PKI dan Ide Kiri Di Jogja

Situasi sosial yang ditulis oleh Selo Soemardjan dalam bukunya tidak hanya menyitir persoalan administrasi sosial yang terjadi di Jogja tempo dulu saja. Bahkan beberapa melukiskan tentang Partai Komunis Indonesia (PKI) sampai bagaimana PKI memenangkan kontestasi pemilu untuk seluruh kabupaten dan kota di wilayah Jogja.

“Memang awalnya banyak yang menyangsikan dan pesimis mengenai pembahasan buku ini. Bahkan saya banyak ditanya oleh berbagai kalangan mengapa mengangkat buku ini dalam sebuah pembahasan. Itu karena banyak kalangan masih menganggap bahwa buku ini sangat mendukung feodalisme. Padahal buku ini tidak hanya berbicara soal kerajaan dan Sultan saja. melainkan juga banyak berbicara tentang hal lain seperti ide-ide politik radikal yang tumbuh di Jogja saat itu. Dan itu yang menjelaskan mengapa PKI bisa sangat kuat. Karena memang ide-ide revolusi sosial saat itu sangat diminati dan menjadi salah satu lanskap ketika kota ini menjadi pusat ibukota “ papar Eko Prasetyo.
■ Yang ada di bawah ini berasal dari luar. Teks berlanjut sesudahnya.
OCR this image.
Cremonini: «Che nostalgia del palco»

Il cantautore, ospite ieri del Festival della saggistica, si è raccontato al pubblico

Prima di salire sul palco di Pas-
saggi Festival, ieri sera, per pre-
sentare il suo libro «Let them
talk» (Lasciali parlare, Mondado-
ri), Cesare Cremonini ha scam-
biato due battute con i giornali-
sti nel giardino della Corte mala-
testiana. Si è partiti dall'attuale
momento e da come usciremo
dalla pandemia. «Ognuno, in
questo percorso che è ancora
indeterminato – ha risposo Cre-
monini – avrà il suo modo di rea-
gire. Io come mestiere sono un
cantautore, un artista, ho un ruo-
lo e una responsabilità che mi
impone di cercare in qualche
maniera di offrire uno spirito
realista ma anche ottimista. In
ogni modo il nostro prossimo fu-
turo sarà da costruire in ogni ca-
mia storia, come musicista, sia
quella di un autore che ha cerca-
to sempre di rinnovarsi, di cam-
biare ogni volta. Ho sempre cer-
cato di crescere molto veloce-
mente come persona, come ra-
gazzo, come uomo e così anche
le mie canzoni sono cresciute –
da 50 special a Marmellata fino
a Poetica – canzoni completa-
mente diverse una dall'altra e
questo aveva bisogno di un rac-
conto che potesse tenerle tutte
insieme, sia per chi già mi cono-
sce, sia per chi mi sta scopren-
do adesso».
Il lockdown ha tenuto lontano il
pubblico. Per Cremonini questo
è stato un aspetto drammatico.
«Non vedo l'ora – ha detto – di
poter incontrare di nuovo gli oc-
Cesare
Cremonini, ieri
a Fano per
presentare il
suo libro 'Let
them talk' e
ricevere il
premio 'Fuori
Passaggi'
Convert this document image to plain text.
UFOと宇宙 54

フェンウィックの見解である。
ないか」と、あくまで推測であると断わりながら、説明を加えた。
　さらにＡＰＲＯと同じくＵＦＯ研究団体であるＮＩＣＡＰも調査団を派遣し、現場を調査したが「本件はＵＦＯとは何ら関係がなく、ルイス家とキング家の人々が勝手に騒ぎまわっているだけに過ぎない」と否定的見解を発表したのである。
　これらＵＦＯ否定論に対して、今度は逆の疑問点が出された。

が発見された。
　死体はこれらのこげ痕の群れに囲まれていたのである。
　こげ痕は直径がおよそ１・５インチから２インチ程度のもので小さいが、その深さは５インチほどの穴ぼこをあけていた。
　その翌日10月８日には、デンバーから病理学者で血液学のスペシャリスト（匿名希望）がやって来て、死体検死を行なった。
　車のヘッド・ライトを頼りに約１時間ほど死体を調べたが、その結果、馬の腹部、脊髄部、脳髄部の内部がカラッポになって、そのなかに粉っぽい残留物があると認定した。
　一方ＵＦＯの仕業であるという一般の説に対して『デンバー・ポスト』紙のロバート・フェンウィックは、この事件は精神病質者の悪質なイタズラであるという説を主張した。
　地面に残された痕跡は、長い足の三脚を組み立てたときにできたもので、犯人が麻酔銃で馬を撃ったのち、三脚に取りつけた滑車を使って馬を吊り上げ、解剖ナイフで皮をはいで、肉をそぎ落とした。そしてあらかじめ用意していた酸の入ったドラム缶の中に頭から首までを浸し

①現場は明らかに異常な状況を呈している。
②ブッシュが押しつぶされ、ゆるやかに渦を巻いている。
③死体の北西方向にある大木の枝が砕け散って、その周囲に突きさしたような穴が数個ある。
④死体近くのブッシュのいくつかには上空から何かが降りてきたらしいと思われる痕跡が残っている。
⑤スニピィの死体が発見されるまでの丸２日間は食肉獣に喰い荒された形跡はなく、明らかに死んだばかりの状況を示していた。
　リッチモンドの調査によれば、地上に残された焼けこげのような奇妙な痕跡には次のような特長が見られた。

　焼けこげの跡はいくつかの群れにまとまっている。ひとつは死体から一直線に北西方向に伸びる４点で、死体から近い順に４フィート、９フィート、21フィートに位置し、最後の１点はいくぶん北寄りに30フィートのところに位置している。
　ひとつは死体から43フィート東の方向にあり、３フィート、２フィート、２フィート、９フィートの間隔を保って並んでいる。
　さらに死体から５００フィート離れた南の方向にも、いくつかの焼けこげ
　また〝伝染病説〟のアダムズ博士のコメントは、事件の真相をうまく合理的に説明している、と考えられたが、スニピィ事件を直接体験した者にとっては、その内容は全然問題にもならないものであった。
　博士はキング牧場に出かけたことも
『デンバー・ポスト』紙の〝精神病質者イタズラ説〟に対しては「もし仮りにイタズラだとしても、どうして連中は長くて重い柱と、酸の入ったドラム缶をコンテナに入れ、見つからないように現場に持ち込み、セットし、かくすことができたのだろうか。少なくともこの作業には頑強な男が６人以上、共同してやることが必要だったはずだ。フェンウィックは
Menurutnya, bahkan ada lembaga pendidikan Marx yang sangat terkenal di Jogja saat itu. Disitulah gagasan ide-ide revolusi sosial diolah sedemikian rupa. Dan yang mengejutkan, PKI menjadi partai nomer satu di Jogja, menyingkirkan PNI, Gerinda dan Masyumi. Akhirnya separuh kursi dewan diisi oleh kader-kader PKI. Ini perkembangan yang unik saat itu. Yang artinya ada ruang-ruang terbuka yang luar biasa dimana ide-ide revolusi sosial secara mengejutkan tampil dan mendapat pengikut yang signifikan. Bayangkan saja, kota yang secara struktur sosialnya sangat feodal tetapi saat itu menjadi sangat kiri pada ide-ide politiknya. Ini tentunya menakjubkan.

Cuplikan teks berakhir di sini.